Ready to cut backup cost and complexity? Book a demo and see your full backup footprint and what it's costing you in one view.
Frequently asked questions
What is the fastest way to reduce AWS cloud costs?
Deleting idle resources is the fastest way to reduce AWS costs. Unattached EBS volumes, unused Elastic IPs, stopped instances, and orphaned snapshots typically represent 5–15% of total spend in environments older than 18 months. Most can be identified and removed within days using AWS Trusted Advisor and Cost Explorer.
How much can Savings Plans reduce AWS cloud costs?
Compute Savings Plans reduce EC2, Fargate, and Lambda costs by up to 66% compared to on-demand pricing. A 1-year no-upfront plan typically delivers savings of 40-54%. The exact amount depends on how closely the commitment matches your stable baseline usage.
Do Savings Plans and Reserved Instances work together?
Yes. Savings Plans cover EC2, Fargate, and Lambda. Reserved Instances cover RDS, ElastiCache, Redshift, and OpenSearch. Most environments use both: Savings Plans for compute and Reserved Instances for managed database services. AWS Cost Explorer provides separate recommendations for each.

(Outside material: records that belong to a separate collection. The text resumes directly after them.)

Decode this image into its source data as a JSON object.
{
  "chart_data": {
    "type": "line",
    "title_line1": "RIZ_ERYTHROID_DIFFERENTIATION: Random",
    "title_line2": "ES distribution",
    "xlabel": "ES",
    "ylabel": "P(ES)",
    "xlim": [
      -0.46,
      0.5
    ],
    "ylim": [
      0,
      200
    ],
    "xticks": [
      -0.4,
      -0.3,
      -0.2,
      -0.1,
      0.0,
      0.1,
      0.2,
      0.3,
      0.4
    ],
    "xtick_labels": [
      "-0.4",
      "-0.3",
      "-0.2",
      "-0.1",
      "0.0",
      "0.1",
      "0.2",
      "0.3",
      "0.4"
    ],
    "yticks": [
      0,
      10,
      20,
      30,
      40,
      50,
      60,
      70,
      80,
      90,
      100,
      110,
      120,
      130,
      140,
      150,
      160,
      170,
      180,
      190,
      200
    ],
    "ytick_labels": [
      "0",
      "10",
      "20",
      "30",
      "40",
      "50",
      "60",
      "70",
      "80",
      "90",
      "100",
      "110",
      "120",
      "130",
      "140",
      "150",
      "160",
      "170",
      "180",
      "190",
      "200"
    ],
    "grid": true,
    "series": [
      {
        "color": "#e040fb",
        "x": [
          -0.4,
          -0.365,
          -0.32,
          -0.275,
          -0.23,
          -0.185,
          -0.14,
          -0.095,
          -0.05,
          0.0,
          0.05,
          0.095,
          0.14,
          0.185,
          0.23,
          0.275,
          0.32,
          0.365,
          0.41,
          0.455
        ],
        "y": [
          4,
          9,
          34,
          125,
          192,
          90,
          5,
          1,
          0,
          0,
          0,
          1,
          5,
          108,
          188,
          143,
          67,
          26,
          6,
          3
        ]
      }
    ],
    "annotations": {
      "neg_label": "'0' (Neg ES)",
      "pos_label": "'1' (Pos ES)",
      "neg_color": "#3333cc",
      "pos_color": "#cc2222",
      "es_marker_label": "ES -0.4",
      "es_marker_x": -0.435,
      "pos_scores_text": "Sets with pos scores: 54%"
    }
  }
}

Are backup and snapshot costs a significant part of an AWS bill?
Yes, especially in data-intensive, multi-account environments. Backup costs are distributed across EBS, RDS, and S3 versioning line items with no native unified view, making them easy to underestimate. In environments running hundreds of TBs with undefined snapshot retention, backup storage can account for 15–25% of total cloud spend.
What is the difference between AWS Savings Plans and Reserved Instances?
The main difference between AWS Savings Plans and Reserved Instances is flexibility. Savings Plans apply automatically across instance families, sizes, regions, and OS types, whereas Reserved Instances lock you into specific configurations in exchange for a higher discount. Use Savings Plans for EC2, Lambda, and Fargate; use the latter for RDS and other managed databases.